The following figure shows the connectivity between the data center and the MX7000 chassis. The leaf switches are manually configured to connect to a scalable fabric that can contain up to 160 server facing ports. The connection between the top of rack switches and the SmartFabric is a layer 2 connection configured as either an LACP aggregated connection or a Spanning Tree managed connection. VLT is used by SmartFabric to create a robust path when an LACP aggregated connection is deployed.

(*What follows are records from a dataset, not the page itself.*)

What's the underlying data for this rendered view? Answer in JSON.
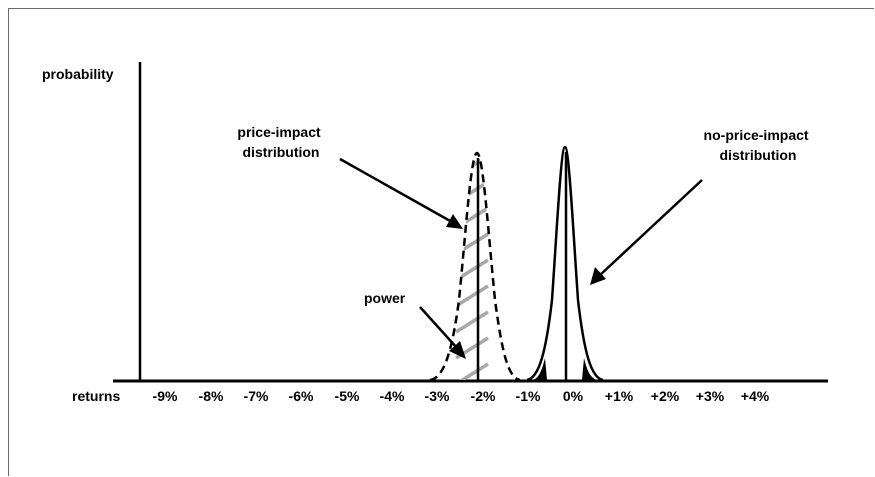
{
  "figure": {
    "y_axis_label": "probability",
    "x_axis_label": "returns",
    "labels": {
      "price_impact": [
        "price-impact",
        "distribution"
      ],
      "no_price_impact": [
        "no-price-impact",
        "distribution"
      ],
      "power": "power"
    },
    "tick_labels": [
      "-9%",
      "-8%",
      "-7%",
      "-6%",
      "-5%",
      "-4%",
      "-3%",
      "-2%",
      "-1%",
      "0%",
      "+1%",
      "+2%",
      "+3%",
      "+4%"
    ],
    "colors": {
      "line": "#000000",
      "hatch": "#a8a8a8",
      "frame": "#6b6b6b"
    }
  }
}
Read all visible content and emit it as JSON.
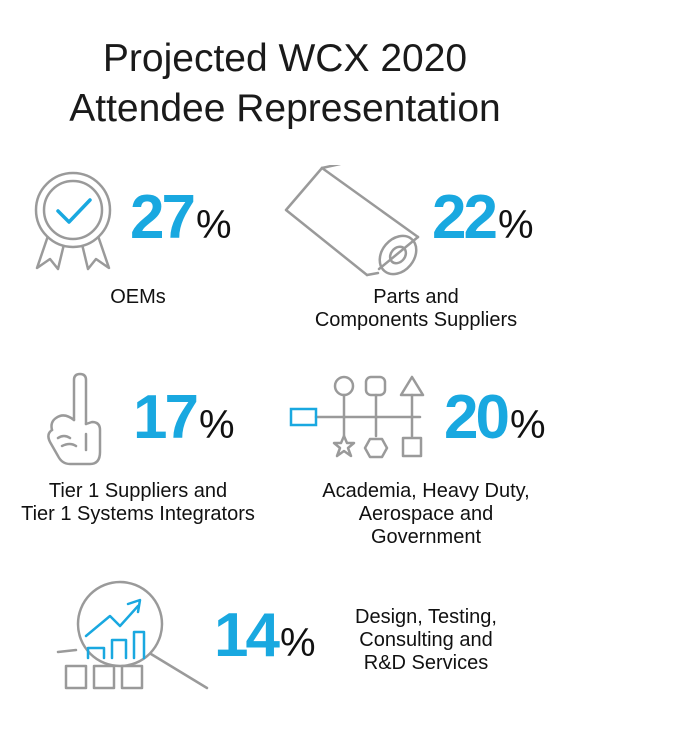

In this example the leaf switches are BGP-enabled, layer 3 devices. While the leaf switches are configured manually, they need only be configured once with minor modifications as the environment expands. The SmartFabric managed IOMs connect to the leaf switches. SmartFabric templates are used to assign network profiles to the assigned servers. Templates can be assigned to follow a specific server that may get moved from one slot to another or from one chassis to another (all chassis and slots must belong to the scalable fabric).
Using this architecture allows expansion of an 8-node cluster to a 16-node cluster by reusing the template used to deploy the first eight nodes. Templates can be cloned, and the cloned templates can be modified and saved as new templates. Using templates to deploy hosts provides fast deployment and consistent results.